>>56069Sherman’s overall policy was never accommodation and compromise, but vigorous war against the Indians,” whom he regarded as “a less-than-human and savage race.”
“Sherman viewed Indians as he viewed Southerners". During the Civil War, Sherman practiced a total war of destruction of property used to feed women & children … Now the army, in its Indian warfare, wiped out entire villages.”
Sherman ordered his men when encountering Indians, “to act with all the vigor he had shown in the Shenandoah Valley during the final months of the Civil War.”, where they burned and plundered the Valley when only women, children, and elderly remained there.
Sherman insisted that the only answer to the Indian problem was all-out war — of the kind he had utilized against Southern civilians.
Sherman's compulsion was extermination. In a letter to his wife early in the war, he declared that his ultimate purpose was “extermination of the people of the South, till not one habitation is left standing."
Sherman considered Indians to be subhuman and racially inferior to whites and therefore deserving of extermination.

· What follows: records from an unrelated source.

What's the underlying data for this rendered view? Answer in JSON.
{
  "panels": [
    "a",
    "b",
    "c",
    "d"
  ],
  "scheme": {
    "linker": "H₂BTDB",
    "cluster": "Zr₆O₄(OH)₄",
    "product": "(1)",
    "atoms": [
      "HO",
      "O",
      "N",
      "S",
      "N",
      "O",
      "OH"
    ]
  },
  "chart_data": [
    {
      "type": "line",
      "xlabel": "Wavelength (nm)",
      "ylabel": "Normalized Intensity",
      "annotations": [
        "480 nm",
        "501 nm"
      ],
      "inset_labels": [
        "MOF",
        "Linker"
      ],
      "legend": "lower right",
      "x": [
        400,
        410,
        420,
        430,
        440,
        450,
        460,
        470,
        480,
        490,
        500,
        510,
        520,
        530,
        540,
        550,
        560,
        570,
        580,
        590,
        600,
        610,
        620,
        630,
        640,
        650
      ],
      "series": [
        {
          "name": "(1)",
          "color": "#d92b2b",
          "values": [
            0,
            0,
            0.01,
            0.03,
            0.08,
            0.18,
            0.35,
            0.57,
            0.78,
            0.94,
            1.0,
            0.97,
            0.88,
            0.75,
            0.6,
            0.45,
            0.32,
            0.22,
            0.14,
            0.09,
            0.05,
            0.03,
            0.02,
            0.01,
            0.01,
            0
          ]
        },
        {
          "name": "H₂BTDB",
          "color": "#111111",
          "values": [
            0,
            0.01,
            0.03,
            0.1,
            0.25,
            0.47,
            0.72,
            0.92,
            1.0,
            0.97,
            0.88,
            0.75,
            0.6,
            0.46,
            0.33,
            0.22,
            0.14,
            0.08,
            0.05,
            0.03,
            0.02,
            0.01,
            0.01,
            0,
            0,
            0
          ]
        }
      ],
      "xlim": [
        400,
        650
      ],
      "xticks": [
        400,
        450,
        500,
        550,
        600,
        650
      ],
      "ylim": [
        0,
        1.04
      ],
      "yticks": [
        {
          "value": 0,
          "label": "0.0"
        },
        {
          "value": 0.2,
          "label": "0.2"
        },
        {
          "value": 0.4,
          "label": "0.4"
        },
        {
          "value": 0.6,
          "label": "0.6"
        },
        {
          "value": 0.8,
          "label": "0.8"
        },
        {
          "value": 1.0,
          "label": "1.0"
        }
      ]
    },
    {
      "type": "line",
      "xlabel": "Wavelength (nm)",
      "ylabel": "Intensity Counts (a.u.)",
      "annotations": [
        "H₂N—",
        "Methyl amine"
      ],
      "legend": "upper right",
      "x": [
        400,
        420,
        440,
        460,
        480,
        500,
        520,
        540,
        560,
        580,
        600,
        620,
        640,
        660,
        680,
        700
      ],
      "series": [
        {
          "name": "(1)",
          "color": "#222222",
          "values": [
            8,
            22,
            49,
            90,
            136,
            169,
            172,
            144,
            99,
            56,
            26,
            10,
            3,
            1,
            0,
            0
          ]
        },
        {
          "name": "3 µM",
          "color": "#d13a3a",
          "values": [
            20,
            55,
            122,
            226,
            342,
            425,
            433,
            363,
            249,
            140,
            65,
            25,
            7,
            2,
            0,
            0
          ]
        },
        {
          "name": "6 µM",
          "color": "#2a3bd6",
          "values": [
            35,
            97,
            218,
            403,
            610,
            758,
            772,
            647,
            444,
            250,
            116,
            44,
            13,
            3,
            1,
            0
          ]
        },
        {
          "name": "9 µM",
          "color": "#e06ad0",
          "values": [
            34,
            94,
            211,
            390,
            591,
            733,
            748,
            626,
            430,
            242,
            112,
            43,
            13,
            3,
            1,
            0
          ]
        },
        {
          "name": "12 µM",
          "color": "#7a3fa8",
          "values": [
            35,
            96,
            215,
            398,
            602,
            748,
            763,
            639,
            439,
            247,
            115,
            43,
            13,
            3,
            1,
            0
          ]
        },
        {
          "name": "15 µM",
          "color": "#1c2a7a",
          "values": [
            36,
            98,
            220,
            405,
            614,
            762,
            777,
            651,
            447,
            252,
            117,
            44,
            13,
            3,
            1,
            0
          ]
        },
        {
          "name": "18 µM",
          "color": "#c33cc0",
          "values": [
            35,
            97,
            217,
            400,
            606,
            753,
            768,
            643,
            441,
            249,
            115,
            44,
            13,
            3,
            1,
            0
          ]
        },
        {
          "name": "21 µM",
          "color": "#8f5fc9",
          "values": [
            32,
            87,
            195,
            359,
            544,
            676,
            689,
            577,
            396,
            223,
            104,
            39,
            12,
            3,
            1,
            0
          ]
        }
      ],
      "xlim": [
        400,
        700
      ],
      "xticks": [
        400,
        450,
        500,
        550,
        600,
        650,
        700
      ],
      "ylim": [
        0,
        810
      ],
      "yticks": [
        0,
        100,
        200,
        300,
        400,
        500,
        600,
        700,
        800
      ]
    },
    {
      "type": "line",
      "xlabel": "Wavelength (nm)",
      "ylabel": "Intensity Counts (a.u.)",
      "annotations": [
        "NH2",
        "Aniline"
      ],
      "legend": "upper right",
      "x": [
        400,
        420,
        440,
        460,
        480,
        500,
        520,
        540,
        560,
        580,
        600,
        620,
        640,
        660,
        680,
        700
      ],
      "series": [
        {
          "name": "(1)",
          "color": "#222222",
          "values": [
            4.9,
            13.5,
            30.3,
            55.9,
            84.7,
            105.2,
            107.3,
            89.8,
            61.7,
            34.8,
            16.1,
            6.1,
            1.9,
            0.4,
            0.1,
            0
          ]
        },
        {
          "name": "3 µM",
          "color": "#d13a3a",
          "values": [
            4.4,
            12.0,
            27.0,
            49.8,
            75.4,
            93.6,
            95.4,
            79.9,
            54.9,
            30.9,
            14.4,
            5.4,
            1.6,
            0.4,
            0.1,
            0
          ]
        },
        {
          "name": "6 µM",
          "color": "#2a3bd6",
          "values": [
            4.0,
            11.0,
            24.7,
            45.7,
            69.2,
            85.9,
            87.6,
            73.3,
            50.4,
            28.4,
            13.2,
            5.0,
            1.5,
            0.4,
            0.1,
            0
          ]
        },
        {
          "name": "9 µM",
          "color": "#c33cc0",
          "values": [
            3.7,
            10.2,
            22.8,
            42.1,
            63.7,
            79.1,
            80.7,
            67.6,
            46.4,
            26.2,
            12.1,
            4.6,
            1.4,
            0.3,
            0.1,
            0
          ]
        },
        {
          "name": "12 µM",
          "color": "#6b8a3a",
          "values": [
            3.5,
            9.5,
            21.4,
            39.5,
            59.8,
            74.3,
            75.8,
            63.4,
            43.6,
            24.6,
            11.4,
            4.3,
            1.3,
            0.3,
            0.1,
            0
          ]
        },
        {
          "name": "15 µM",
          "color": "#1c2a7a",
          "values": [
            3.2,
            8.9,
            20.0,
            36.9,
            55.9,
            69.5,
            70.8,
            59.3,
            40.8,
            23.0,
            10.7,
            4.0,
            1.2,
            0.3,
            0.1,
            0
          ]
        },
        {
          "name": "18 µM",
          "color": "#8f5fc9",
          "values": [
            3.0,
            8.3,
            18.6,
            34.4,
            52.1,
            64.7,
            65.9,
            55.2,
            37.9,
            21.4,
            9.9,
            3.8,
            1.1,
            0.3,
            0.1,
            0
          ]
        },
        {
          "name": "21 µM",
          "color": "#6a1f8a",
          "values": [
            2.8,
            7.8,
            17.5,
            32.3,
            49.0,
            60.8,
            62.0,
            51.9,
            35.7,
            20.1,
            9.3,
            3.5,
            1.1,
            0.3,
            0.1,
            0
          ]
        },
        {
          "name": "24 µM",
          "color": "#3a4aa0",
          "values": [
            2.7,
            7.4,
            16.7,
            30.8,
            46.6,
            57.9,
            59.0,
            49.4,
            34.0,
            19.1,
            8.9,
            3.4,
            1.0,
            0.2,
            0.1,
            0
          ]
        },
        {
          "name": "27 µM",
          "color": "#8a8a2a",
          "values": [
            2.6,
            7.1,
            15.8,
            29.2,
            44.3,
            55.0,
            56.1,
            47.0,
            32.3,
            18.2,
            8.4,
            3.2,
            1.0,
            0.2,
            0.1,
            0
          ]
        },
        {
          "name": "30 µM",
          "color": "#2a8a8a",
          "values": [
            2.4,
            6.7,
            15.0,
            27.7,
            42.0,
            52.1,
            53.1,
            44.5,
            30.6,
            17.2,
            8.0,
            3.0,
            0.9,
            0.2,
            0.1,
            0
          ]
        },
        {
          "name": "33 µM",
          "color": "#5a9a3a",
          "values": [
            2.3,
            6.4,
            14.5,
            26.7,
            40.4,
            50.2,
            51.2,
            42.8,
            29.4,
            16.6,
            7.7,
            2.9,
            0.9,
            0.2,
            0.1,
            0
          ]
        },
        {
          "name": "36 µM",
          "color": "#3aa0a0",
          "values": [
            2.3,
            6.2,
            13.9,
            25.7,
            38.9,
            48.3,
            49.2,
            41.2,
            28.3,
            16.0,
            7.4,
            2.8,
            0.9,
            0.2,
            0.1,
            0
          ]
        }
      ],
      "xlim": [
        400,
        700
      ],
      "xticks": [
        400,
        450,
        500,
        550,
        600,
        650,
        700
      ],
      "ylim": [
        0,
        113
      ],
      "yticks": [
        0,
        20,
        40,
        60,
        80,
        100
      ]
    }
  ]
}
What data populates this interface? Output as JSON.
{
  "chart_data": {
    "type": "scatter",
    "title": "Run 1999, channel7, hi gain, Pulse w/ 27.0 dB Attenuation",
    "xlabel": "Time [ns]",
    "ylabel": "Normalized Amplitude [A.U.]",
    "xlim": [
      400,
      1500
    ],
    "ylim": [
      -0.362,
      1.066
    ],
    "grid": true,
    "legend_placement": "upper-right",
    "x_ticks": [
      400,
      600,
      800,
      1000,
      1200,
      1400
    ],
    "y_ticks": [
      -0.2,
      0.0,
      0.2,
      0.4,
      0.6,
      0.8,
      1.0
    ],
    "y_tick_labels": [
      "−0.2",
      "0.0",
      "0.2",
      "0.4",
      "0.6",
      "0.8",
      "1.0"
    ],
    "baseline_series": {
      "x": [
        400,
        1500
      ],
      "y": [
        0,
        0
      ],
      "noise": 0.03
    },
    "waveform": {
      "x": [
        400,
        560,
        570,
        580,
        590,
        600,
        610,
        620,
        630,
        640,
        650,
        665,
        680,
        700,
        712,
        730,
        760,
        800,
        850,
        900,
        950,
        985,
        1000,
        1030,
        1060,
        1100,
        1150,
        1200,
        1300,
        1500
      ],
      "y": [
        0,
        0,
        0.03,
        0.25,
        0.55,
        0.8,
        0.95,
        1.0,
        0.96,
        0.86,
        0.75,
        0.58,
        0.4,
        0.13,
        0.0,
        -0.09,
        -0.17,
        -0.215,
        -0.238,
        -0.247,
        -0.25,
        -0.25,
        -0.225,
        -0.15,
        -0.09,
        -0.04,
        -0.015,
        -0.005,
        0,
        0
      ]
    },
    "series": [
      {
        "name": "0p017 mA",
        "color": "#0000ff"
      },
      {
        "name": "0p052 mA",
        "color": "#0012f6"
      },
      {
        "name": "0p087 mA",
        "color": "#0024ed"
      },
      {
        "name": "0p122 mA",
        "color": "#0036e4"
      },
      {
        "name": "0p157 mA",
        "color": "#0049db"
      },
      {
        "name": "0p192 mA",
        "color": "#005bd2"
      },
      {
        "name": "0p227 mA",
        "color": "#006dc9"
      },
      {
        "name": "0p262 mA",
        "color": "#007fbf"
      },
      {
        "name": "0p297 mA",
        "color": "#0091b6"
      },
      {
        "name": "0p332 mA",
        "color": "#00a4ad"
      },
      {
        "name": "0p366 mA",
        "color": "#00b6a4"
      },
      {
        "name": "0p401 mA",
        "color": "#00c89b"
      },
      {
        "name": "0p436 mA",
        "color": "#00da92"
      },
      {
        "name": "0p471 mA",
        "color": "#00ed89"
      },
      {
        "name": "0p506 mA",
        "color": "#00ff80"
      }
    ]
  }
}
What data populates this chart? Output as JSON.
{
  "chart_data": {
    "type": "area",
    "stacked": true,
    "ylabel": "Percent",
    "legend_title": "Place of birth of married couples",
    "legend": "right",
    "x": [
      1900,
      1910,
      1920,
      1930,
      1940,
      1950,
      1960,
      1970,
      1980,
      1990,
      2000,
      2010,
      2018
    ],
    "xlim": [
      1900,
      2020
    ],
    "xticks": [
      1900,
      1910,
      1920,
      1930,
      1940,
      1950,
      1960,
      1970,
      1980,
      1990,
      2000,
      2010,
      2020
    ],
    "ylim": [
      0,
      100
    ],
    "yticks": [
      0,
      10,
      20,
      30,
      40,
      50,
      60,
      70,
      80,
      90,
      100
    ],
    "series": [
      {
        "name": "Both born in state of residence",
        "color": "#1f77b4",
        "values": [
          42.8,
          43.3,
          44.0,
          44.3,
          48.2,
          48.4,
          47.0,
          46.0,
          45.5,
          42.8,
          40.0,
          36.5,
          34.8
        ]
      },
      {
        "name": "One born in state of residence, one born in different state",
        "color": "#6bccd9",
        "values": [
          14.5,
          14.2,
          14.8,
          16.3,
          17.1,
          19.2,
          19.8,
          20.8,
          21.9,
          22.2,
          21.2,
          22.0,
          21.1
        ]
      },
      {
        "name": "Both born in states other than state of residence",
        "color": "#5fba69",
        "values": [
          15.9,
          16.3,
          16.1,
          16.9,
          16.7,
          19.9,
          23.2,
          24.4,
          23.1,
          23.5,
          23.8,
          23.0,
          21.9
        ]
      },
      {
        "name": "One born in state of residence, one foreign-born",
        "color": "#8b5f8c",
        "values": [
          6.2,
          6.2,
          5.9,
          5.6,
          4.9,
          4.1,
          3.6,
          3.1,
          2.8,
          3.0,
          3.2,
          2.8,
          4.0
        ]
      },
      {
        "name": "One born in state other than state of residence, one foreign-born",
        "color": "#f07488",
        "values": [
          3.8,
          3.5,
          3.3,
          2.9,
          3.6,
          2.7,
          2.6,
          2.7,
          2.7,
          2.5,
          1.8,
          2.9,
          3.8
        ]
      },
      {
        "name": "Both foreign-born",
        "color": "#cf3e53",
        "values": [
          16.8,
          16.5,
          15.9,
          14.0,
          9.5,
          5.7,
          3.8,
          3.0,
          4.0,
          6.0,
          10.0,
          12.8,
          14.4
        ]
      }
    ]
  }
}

Sherman himself thought of the former slaves in exactly the same way. “The Indians give a fair illustration of the fate of the negroes if they are released from the control of the whites,” he once said.
Sherman’s goal was a “racial cleansing of the land,” beginning with extermination of the Indians.
Sherman conducted more than one thousand attacks on Indian villages, mostly in the winter months, when families were together.
Sherman gave the same orders he gave in Georgia, to kill everyone and everything, including dogs, and to burn everything that would burn so as to increase the likelihood that any survivors would starve or freeze to death.